Eskiden tamamına aşırı saygı duyduğum x kuşağının mensuplarıdır. Bazılarının sapıklık, cahillik ve bencillik düzeyini gördükçe bu saygıda da epey seyrelme oldu. Eski her yaşlıya katıksız saygı durumunu sürdüremedim.
Ancak bazı insanlar yaşlıları çok severler, hatta bu sevgiyi ileriye taşıyıp onlara olmadık şekillerde ve sapkınca yükselip gerontofillik yaparlar.
Eğer çocukluğunu ve gençliğini yaşayabilmiş ise, elalem ne der deyip ailesi tarafından baskılanmamış ise daha az huysuz ve gençlere karşı daha az öfkeli olabilen insanlardır kesinlikle şüphesiz..
Genelde yaşlıların kara kutusu olurum. iyi anlaştığımız için kime kızıyor, kimi seviyor hemen söylüyorlar. Ben de bu ağır sırlarla yaşamıma devam ediyorum.
sadece ''moruk'' olanları yok sayarım. ayrı tutarım.
bir çok konuda idare edilmesi gereken insanlardır.
kişiye göre icabında bir gözün kapalı ve bir kulağın tıkalı olması da gerektiği anlar olabilir.
kimisine de pür dikkat dinlemek gerekir-ki, bunların anlatımından hisse kapmak gerekir.
uğur Dündar üstadın bile son günlerde ki tavrını izlerseniz; yaşlılığın kaçınılmaz sonuçlarını görebilirsiniz.

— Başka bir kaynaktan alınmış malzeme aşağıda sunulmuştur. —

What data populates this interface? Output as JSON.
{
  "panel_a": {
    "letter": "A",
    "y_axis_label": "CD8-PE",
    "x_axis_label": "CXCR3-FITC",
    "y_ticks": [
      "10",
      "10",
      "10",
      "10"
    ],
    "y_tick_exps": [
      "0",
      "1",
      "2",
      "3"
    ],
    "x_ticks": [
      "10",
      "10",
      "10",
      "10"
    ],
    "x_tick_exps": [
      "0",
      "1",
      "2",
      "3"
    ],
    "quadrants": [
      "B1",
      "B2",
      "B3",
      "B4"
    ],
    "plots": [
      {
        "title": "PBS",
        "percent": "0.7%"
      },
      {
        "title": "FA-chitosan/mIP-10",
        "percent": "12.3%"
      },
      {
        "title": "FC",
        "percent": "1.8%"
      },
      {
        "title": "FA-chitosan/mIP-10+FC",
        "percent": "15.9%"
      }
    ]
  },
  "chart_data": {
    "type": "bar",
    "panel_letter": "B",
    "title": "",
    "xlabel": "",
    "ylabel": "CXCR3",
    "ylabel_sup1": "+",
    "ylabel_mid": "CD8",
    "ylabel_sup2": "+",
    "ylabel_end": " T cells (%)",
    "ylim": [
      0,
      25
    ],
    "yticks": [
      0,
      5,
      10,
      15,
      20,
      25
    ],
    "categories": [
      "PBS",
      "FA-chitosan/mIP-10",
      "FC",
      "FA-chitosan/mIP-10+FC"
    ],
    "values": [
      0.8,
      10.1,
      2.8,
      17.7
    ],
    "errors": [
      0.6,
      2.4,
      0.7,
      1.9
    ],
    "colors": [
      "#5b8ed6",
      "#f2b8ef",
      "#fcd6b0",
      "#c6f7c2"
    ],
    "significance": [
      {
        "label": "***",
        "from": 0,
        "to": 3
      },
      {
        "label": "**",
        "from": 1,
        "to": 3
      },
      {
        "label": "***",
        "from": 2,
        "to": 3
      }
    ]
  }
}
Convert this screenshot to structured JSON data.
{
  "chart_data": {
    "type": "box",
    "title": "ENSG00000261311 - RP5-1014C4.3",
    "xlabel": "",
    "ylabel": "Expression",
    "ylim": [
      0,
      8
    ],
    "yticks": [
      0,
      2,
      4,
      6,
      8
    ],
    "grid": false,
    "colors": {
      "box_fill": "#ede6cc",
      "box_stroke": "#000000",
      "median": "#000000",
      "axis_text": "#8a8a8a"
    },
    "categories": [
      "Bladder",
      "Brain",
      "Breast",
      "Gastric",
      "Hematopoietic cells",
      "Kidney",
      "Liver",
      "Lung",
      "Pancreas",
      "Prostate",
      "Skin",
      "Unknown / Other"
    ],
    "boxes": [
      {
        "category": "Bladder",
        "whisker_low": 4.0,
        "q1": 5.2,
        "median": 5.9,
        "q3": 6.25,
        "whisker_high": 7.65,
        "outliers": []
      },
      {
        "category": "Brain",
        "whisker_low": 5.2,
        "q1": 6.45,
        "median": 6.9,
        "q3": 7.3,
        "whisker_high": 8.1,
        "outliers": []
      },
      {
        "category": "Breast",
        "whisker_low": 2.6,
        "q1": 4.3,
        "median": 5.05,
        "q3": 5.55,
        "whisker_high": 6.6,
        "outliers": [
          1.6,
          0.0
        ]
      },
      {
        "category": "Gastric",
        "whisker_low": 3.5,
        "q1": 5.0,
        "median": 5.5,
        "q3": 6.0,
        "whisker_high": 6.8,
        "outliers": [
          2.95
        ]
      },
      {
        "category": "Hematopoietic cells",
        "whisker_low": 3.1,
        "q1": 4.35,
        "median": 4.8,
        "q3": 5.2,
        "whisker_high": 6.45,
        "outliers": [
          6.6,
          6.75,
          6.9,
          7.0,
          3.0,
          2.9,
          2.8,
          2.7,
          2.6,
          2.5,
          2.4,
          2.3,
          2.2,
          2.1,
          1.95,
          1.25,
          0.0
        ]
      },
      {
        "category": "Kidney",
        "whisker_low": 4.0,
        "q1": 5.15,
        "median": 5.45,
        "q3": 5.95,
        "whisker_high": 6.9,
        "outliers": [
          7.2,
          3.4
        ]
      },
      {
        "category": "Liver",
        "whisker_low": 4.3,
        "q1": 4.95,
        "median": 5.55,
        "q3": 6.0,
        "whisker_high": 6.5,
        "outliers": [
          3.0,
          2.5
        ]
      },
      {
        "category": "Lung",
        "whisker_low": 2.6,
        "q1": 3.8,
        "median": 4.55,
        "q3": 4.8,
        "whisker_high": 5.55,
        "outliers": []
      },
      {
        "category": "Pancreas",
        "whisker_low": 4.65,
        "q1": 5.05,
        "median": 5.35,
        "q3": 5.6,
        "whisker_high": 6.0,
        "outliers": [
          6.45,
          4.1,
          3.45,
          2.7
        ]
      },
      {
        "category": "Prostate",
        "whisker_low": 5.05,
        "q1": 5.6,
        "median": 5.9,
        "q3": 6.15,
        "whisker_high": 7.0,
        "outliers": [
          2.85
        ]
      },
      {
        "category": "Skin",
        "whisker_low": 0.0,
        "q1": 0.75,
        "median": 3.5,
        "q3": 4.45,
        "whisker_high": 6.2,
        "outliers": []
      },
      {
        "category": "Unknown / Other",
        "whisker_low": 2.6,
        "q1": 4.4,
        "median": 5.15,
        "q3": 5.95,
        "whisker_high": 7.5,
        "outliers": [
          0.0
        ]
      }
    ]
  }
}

yilmaz Özdil ile tam anlayıp dinlemeden yaşananlar;halk TV ile geçmişte kalan ne varsa yıkmalar..
yaşlılık bedensel,ruhsal ve cevredekiler için gerçekten zor bir süreç.
Bu yaşlarına kadar kendilerini kişisel olarak hiç geliştirmemelerine rağmen sırf yaşlı oldukları için yine kendilerini bilge zannedenlerdir. Her ailevi olayın içinde aktif rol alma ve kendi doğrularının mutlak doğru olduğuna inanma eğilimindeler.
Bana tek artıları ileride nasıl yaşlı insan olmamalıyım konusunda örnek olmaları.
torunlarının, çocukların kaçtığı insanlardır. en azından benim çevremdekiler böyle. aslında istedikleri sadece konuşmak, önemsenmek. ama kimsenin buna sabrı ve zamanı yok. her şeye var onlara yok. onlara ölmeden kıymet vermek, vakit geçirmek lazım yoksa çok geç oluyor.
Yolda görünce çok üzüldüğüm insanlardır.
Bazılarının elinde baston var, yürümeye çalışıyor, bazıları yanındakilerin kolundan güç alarak yürümeye çalışıyor. Göz göze geldiğimizde de çoğu bana gülümsüyor.
Akıllarından ne geçtiğini tahmin ediyorum o an. “Gençliğinin kıymetini biliyorsundur umarım” gülümsemesi gibi.
Keşke bu insanlar hiç yorulmasa, keşke bu insanların elleri hiç titremese.
Bazen yolda mendil satan güzel amcalar, teyzeler görüyorum. Keşke hiç satmak zorunda kalmasalar.
Ellerinden gelen tek iş bu ama.
Onları görünce düşünüyorum, benim annem de burada, tam da burada böylece oturup mendil satabilirdi diye.
Bazen bu görüntülerle karşılaşmamak için günlerce dışarı çıkmadığım da oluyor.
Keşke süper güçlerim olsaydı.
bazı zamanlar çok farklı ve de çok doğru düşüncelere sahip olabilen insanlar. evet az önce anneannem kırk yıl düşünsem aklıma gelmeyecek ama aslında çok da mantıklı bir öğütte bulundu ve bir hatadan dönmeme vesile oldu. olaya çok çok farklı bir perspektiften yorum getirdi kendisi, hayat tecrübesi bu olsa gerek. sevelim kıymetini bilelim onların.